Once you have had your whiskey poured it’s time for the pretentious bit, and investigate the whiskey you’ve been poured:

– First hold the glass up to the light and examine the colour of the liquor. Here you are trying to judge if it’s golden, brown, or yellow in colour, and how bright or dark that colour is.

– Next, give the glass a swirl so that the whiskey splashes up against the sides of your glass. Now hold it up to the light again and look at the liquid slowly running down the inside of the glass (these are called legs of whiskey). What you are looking for is how quickly or slowly they run down the glass, a slow running leg indicates a thick-bodied whiskey, while fast running legs point to a lighter whiskey.

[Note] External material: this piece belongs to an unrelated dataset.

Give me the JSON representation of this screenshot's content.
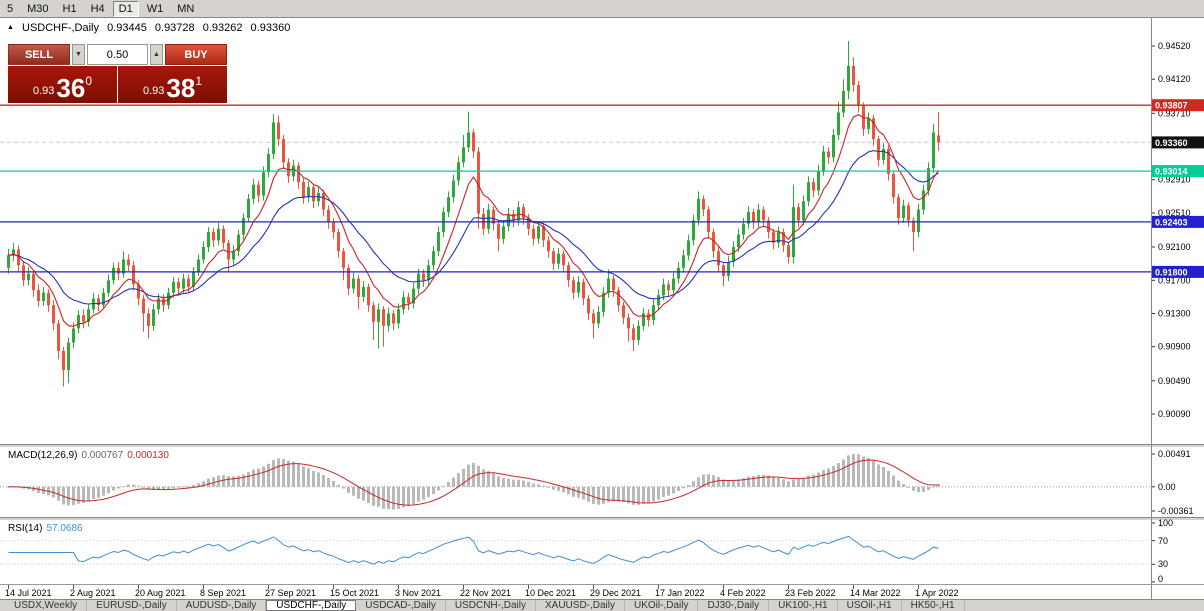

– Now you need to give the glass another swirl before tipping it towards your face, leaning your nose into the glass so that the underside of your nose/top of your lip is pressed against the glass, and inhale a deep breath of the whiskey fumes. It takes time to develop a skill of identifying the different tones of whiskey, but with a bit of practice you should soon be distinguishing between hints of vanilla, caramel, fruits and nuts.

The tasting

It’s now time to taste your glass, but make sure to give it another swirl to release the flavours.

– First you’ll just want to take a small sip and roll it around your mouth so that it coats your tongue and taste buds. Here you are looking to identify the flavours as you did through the inhalation test, but again it can take time to develop a knack for it.

– Now swallow a small sip and take a small breath of air into your mouth to judge the aftertaste. You are looking for the flavours left behind in your mouth, which won’t necessarily be the same flavours you inhaled on tasted previously.

And that’s it. It will take time to develop your senses in order to really know what you are seeing, smelling and tasting, but in the mean time you can at least try to look cool and knowledgeable!. Bottoms up!